Stop making your employees sit on garbage cans
Many years ago, my husband Geoff worked with a Brazilian government agency in Rio de Janiero (I know, he’s had a rough life). Although they were very advanced in many ways, they had some surprising deficiencies when it came to making sure employees were productive. For instance, Geoff couldn’t find a chair to sit on. Like none. Desperately, he wandered the hallways peering into other rooms trying to find something to sit on. No luck.
He is not one to let such a minor setback deter him from work that needs to be done. Eventually, he grabbed a garbage can, turned it upside down, plonked it down in front of his computer terminal, and moved on. He used that trash can for a month.
Problem solved (ish). Or so he thought.
A month later, the agency decided that they needed to promote quality and excellence among the staff.

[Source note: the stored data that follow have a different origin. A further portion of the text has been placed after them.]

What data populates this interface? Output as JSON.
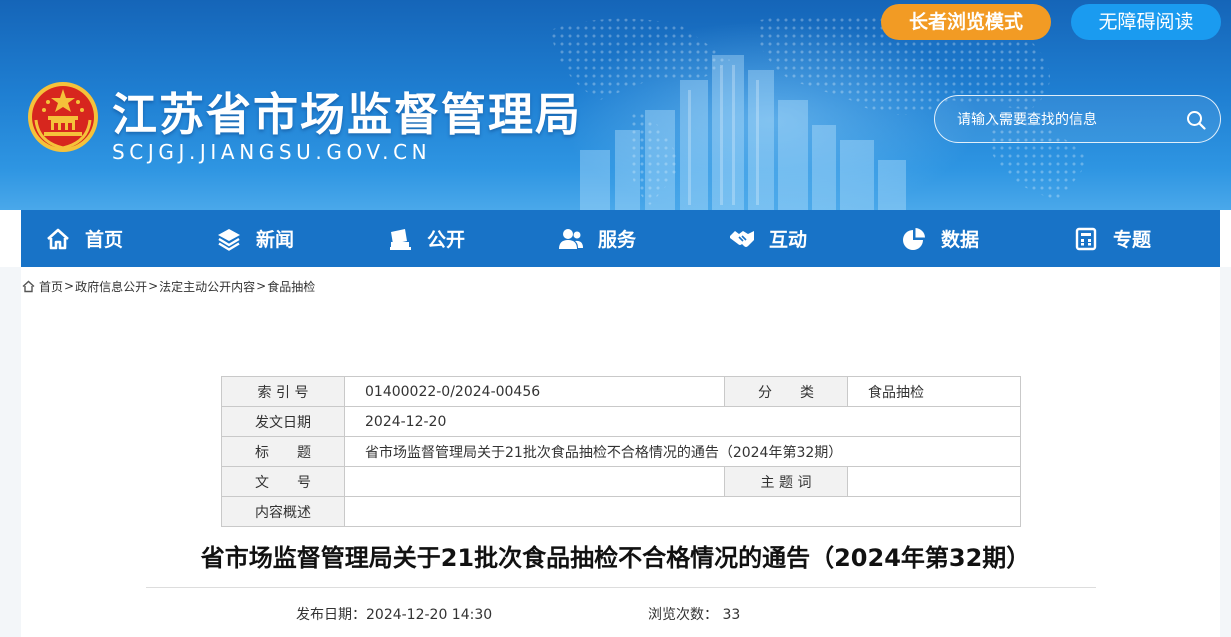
{
  "header": {
    "site_title": "江苏省市场监督管理局",
    "site_domain": "SCJGJ.JIANGSU.GOV.CN",
    "elder_mode_label": "长者浏览模式",
    "accessible_label": "无障碍阅读",
    "search_placeholder": "请输入需要查找的信息"
  },
  "nav": {
    "items": [
      {
        "label": "首页",
        "icon": "home-icon"
      },
      {
        "label": "新闻",
        "icon": "layers-icon"
      },
      {
        "label": "公开",
        "icon": "documents-icon"
      },
      {
        "label": "服务",
        "icon": "users-icon"
      },
      {
        "label": "互动",
        "icon": "handshake-icon"
      },
      {
        "label": "数据",
        "icon": "pie-chart-icon"
      },
      {
        "label": "专题",
        "icon": "calculator-icon"
      }
    ]
  },
  "breadcrumb": {
    "items": [
      "首页",
      "政府信息公开",
      "法定主动公开内容",
      "食品抽检"
    ],
    "separator": ">"
  },
  "meta": {
    "index_label": "索 引 号",
    "index_value": "01400022-0/2024-00456",
    "category_label": "分　　类",
    "category_value": "食品抽检",
    "date_label": "发文日期",
    "date_value": "2024-12-20",
    "title_label": "标　　题",
    "title_value": "省市场监督管理局关于21批次食品抽检不合格情况的通告（2024年第32期）",
    "docno_label": "文　　号",
    "docno_value": "",
    "subject_label": "主 题 词",
    "subject_value": "",
    "summary_label": "内容概述",
    "summary_value": ""
  },
  "article": {
    "title": "省市场监督管理局关于21批次食品抽检不合格情况的通告（2024年第32期）",
    "publish_label": "发布日期：",
    "publish_value": "2024-12-20 14:30",
    "views_label": "浏览次数：",
    "views_value": "33"
  },
  "colors": {
    "header_blue": "#1f7fd2",
    "nav_blue": "#1873c7",
    "elder_orange": "#f29b24",
    "accessible_blue": "#1a9bf0"
  }
}
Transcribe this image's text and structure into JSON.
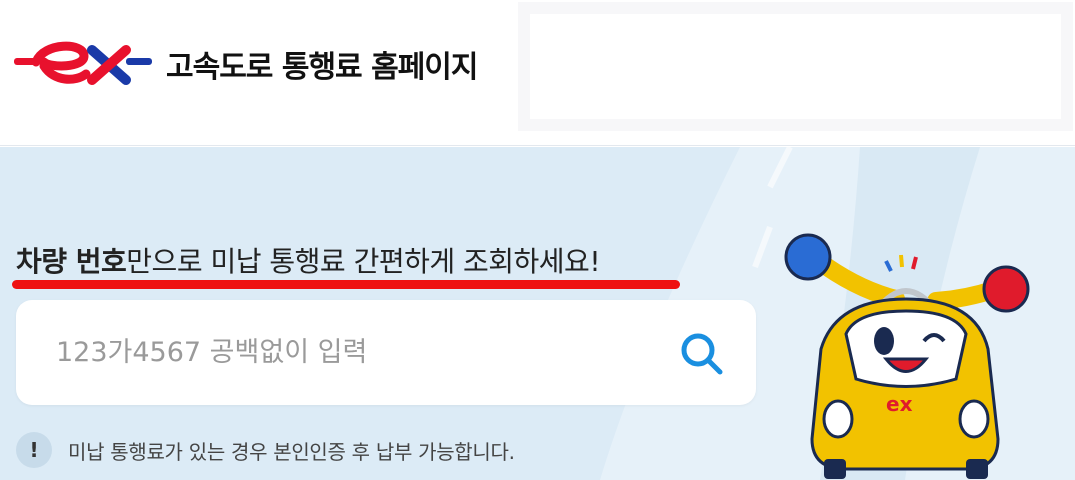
{
  "header": {
    "logo_name": "ex-logo",
    "site_title": "고속도로 통행료 홈페이지"
  },
  "hero": {
    "headline_bold": "차량 번호",
    "headline_rest": "만으로 미납 통행료 간편하게 조회하세요!",
    "search": {
      "placeholder": "123가4567 공백없이 입력",
      "value": ""
    },
    "notice_icon_text": "!",
    "notice_text": "미납 통행료가 있는 경우 본인인증 후 납부 가능합니다.",
    "mascot_logo_text": "ex"
  },
  "colors": {
    "brand_red": "#e8112d",
    "brand_blue": "#1a3aa8",
    "hero_bg": "#dcebf6",
    "underline": "#ee1111",
    "search_icon": "#1a8fe0"
  }
}
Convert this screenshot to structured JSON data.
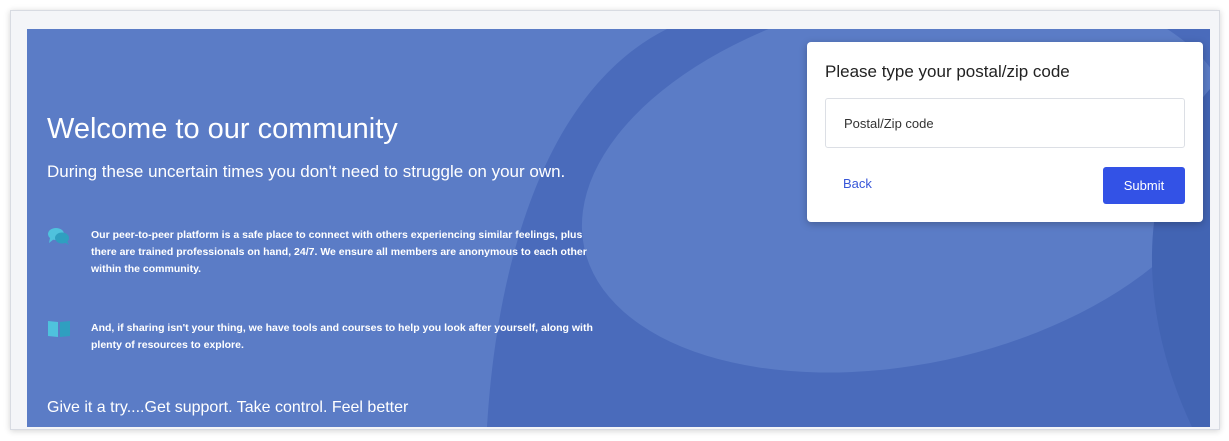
{
  "hero": {
    "title": "Welcome to our community",
    "subtitle": "During these uncertain times you don't need to struggle on your own.",
    "features": [
      {
        "icon": "chat-bubbles-icon",
        "text": "Our peer-to-peer platform is a safe place to connect with others experiencing similar feelings, plus there are trained professionals on hand, 24/7. We ensure all members are anonymous to each other within the community."
      },
      {
        "icon": "open-book-icon",
        "text": "And, if sharing isn't your thing, we have tools and courses to help you look after yourself, along with plenty of resources to explore."
      }
    ],
    "tagline": "Give it a try....Get support. Take control. Feel better"
  },
  "form": {
    "title": "Please type your postal/zip code",
    "zip_placeholder": "Postal/Zip code",
    "zip_value": "",
    "back_label": "Back",
    "submit_label": "Submit"
  },
  "colors": {
    "hero_background": "#5b7cc6",
    "hero_shape_dark": "#4467b6",
    "icon_teal": "#4fc2dd",
    "submit_button": "#3352e6",
    "link": "#3756d8"
  }
}
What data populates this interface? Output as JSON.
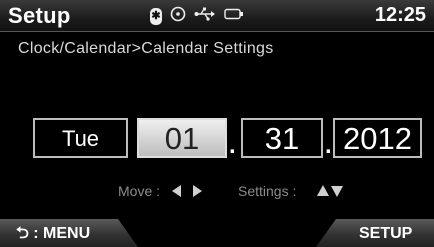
{
  "header": {
    "title": "Setup",
    "time": "12:25",
    "icons": [
      "bluetooth-icon",
      "disc-icon",
      "usb-icon",
      "battery-icon"
    ]
  },
  "breadcrumb": "Clock/Calendar>Calendar Settings",
  "date": {
    "day_of_week": "Tue",
    "month": "01",
    "day": "31",
    "year": "2012",
    "separator": "."
  },
  "hints": {
    "move_label": "Move :",
    "settings_label": "Settings :"
  },
  "softkeys": {
    "left_label": "⮌ : MENU",
    "right_label": "SETUP"
  }
}
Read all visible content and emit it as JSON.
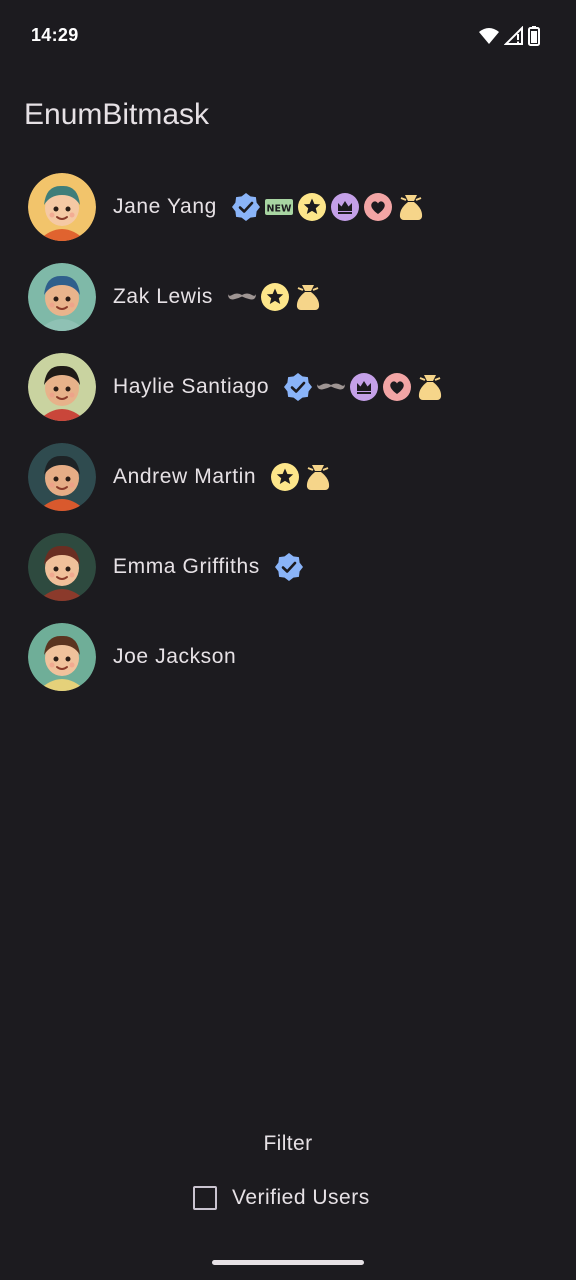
{
  "status_bar": {
    "time": "14:29",
    "icons": [
      "wifi-icon",
      "cellular-signal-icon",
      "battery-icon"
    ]
  },
  "app": {
    "title": "EnumBitmask"
  },
  "users": [
    {
      "name": "Jane Yang",
      "avatar": "girl-teal-hair-avatar",
      "badges": [
        "verified-icon",
        "new-icon",
        "star-icon",
        "crown-icon",
        "heart-icon",
        "money-bag-icon"
      ]
    },
    {
      "name": "Zak Lewis",
      "avatar": "boy-blue-hair-avatar",
      "badges": [
        "mustache-icon",
        "star-icon",
        "money-bag-icon"
      ]
    },
    {
      "name": "Haylie Santiago",
      "avatar": "boy-curly-hair-avatar",
      "badges": [
        "verified-icon",
        "mustache-icon",
        "crown-icon",
        "heart-icon",
        "money-bag-icon"
      ]
    },
    {
      "name": "Andrew Martin",
      "avatar": "boy-spiky-hair-avatar",
      "badges": [
        "star-icon",
        "money-bag-icon"
      ]
    },
    {
      "name": "Emma Griffiths",
      "avatar": "girl-pigtails-avatar",
      "badges": [
        "verified-icon"
      ]
    },
    {
      "name": "Joe Jackson",
      "avatar": "boy-brown-hair-avatar",
      "badges": []
    }
  ],
  "filter": {
    "title": "Filter",
    "verified_label": "Verified Users",
    "verified_checked": false
  },
  "badge_text": {
    "new": "NEW"
  },
  "colors": {
    "background": "#1c1b1f",
    "text": "#e6e1e5",
    "verified": "#8ab4f8",
    "new": "#a8d5a2",
    "star": "#fde68a",
    "crown": "#c4a0e8",
    "heart": "#f2a5a5",
    "money_bag": "#f6d58a",
    "mustache": "#9e9593"
  }
}
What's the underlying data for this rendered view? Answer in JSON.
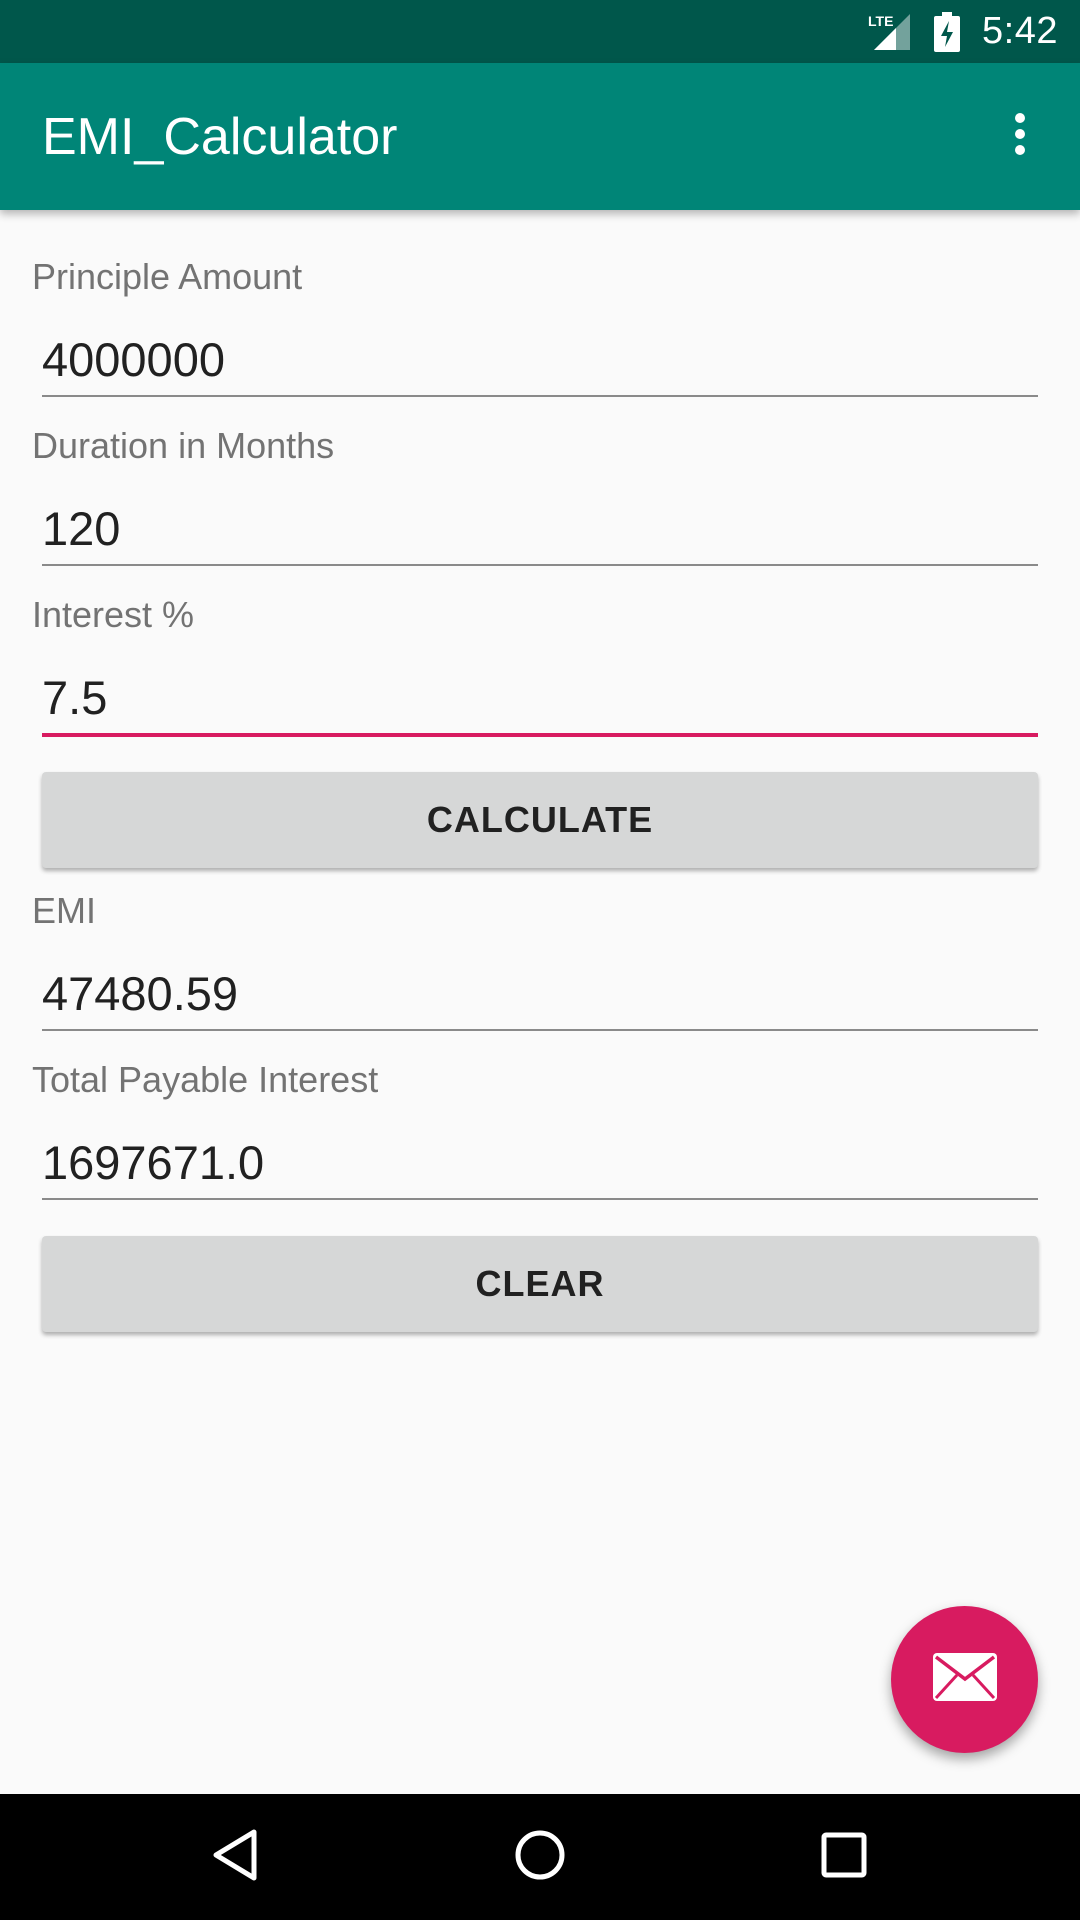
{
  "status_bar": {
    "network": "LTE",
    "time": "5:42",
    "icons": [
      "lte-signal-icon",
      "battery-charging-icon"
    ]
  },
  "app_bar": {
    "title": "EMI_Calculator",
    "overflow_icon": "more-vert-icon"
  },
  "form": {
    "principle": {
      "label": "Principle Amount",
      "value": "4000000"
    },
    "duration": {
      "label": "Duration in Months",
      "value": "120"
    },
    "interest": {
      "label": "Interest %",
      "value": "7.5"
    },
    "calculate_label": "CALCULATE",
    "emi": {
      "label": "EMI",
      "value": "47480.59"
    },
    "total_interest": {
      "label": "Total Payable Interest",
      "value": "1697671.0"
    },
    "clear_label": "CLEAR"
  },
  "fab": {
    "icon": "email-icon"
  },
  "nav_bar": {
    "icons": [
      "back-icon",
      "home-icon",
      "recents-icon"
    ]
  },
  "colors": {
    "status_bar": "#00574b",
    "app_bar": "#008577",
    "accent": "#d81b60",
    "button": "#d6d7d7"
  }
}
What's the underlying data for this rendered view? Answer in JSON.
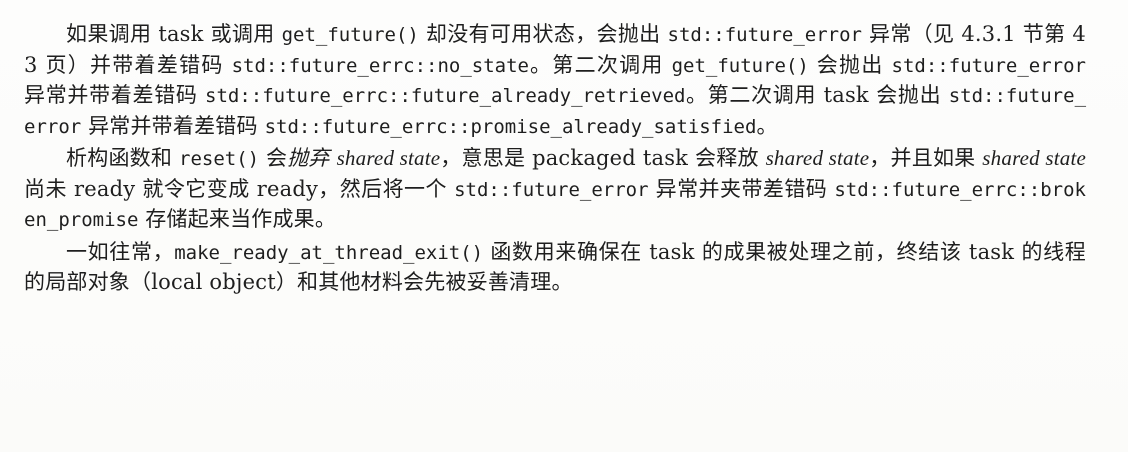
{
  "paragraphs": [
    {
      "segments": [
        {
          "t": "text",
          "v": "如果调用 task 或调用 "
        },
        {
          "t": "code",
          "v": "get_future()"
        },
        {
          "t": "text",
          "v": " 却没有可用状态，会抛出 "
        },
        {
          "t": "code",
          "v": "std::future_error"
        },
        {
          "t": "text",
          "v": " 异常（见 4.3.1 节第 43 页）并带着差错码 "
        },
        {
          "t": "code",
          "v": "std::future_errc::no_state"
        },
        {
          "t": "text",
          "v": "。第二次调用 "
        },
        {
          "t": "code",
          "v": "get_future()"
        },
        {
          "t": "text",
          "v": " 会抛出 "
        },
        {
          "t": "code",
          "v": "std::future_error"
        },
        {
          "t": "text",
          "v": " 异常并带着差错码 "
        },
        {
          "t": "code",
          "v": "std::future_errc::future_already_retrieved"
        },
        {
          "t": "text",
          "v": "。第二次调用 task 会抛出 "
        },
        {
          "t": "code",
          "v": "std::future_error"
        },
        {
          "t": "text",
          "v": " 异常并带着差错码 "
        },
        {
          "t": "code",
          "v": "std::future_errc::promise_already_satisfied"
        },
        {
          "t": "text",
          "v": "。"
        }
      ]
    },
    {
      "segments": [
        {
          "t": "text",
          "v": "析构函数和 "
        },
        {
          "t": "code",
          "v": "reset()"
        },
        {
          "t": "text",
          "v": " 会"
        },
        {
          "t": "em",
          "v": "抛弃"
        },
        {
          "t": "text",
          "v": " "
        },
        {
          "t": "em",
          "v": "shared state"
        },
        {
          "t": "text",
          "v": "，意思是 packaged task 会释放 "
        },
        {
          "t": "em",
          "v": "shared state"
        },
        {
          "t": "text",
          "v": "，并且如果 "
        },
        {
          "t": "em",
          "v": "shared state"
        },
        {
          "t": "text",
          "v": " 尚未 ready 就令它变成 ready，然后将一个 "
        },
        {
          "t": "code",
          "v": "std::future_error"
        },
        {
          "t": "text",
          "v": " 异常并夹带差错码 "
        },
        {
          "t": "code",
          "v": "std::future_errc::broken_promise"
        },
        {
          "t": "text",
          "v": " 存储起来当作成果。"
        }
      ]
    },
    {
      "segments": [
        {
          "t": "text",
          "v": "一如往常，"
        },
        {
          "t": "code",
          "v": "make_ready_at_thread_exit()"
        },
        {
          "t": "text",
          "v": " 函数用来确保在 task 的成果被处理之前，终结该 task 的线程的局部对象（local object）和其他材料会先被妥善清理。"
        }
      ]
    }
  ]
}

Employees were handed out T-shirts that said “Arrumando a nossa casa”- “Cleaning our house”. Inspectors were sent around to all the offices to make sure that everyone was adhering to the highest possible standards of quality.
When they saw that Geoff was hunched over his keyboard on an overturned trash bin, they were shocked and appalled. “This is unacceptable!” they cried. “People should not have to sit on garbage cans!”. And they took the trash bin away.
Geoff waited, and waited. And waited. They never brought him a chair to replace it.
The T-shirt employees wore during Quality Week at a Brazilian government agency. I’m particularly fond of the rock hammer character.
Now, most employers understand that they need to provide some basic amenities to their staff so that they can be productive. For most people, a chair would be considered pretty fundamental. Some employers even spring for a ergonomic, adjustable chairs.
These days, most white-collar workers can expect to have access to a decent desk, a fairly up-to-date computer to work on, and of course, a chair.
Very few employers would say “Why do we need to give our employees chairs? The chairs are for our customers. Employees can just use these old milk crates we’ve got lying around.”
Why then, do they give their employees lousy software to work on?
You know what I mean:
- The time sheet reporting system that takes you an hour to fill out.
- The expense reporting tool that you can never remember how to use.
- The employee portal for submitting your vacation days that hasn’t changed since it was built back when Microsoft Clippy seemed like a good idea.
Expecting employees to put up with bad tools to do their work is the digital equivalent of giving them trash cans to sit on. It means that time spent wrestling with unwieldy software is time not spent on whatever their actual job is. Not to mention the impact that it can have on morale.
I am sometimes asked to justify the “Return On Investment” on good user experience for internal tools or for enterprise software. As if somehow, the only people worthy of having a good experience are consumers.
Companies building internal tools for their employees wonder if they need to bother including a designer on the team. “It’s only for internal use, the IT department can just do it. I’m sure it’ll be fine.”
Vendors rationalize that “The only people using this will be the call center agents, so we don’t need to make it look pretty”.
These folks might be surprised (although I’m not) that providing a better experience for enterprise software users is good business. Workday revolutionized HR software and is forcing their much larger competitors to try to catch up with their ease of use. And companies like Expensify are reinventing the way people report their business expenses. Their tagline is “Expense reports that don’t suck!” Yup. The bar is that low.
Here’s the bottom line: As an employer, start demanding a better experience for the software you buy for your employees. They not only deserve it, you need it for them to be productive. If you demand it, the vendors will surely start providing it.
And vendors, if you start providing actual chairs instead of overturned garbage cans, trust me, people will buy.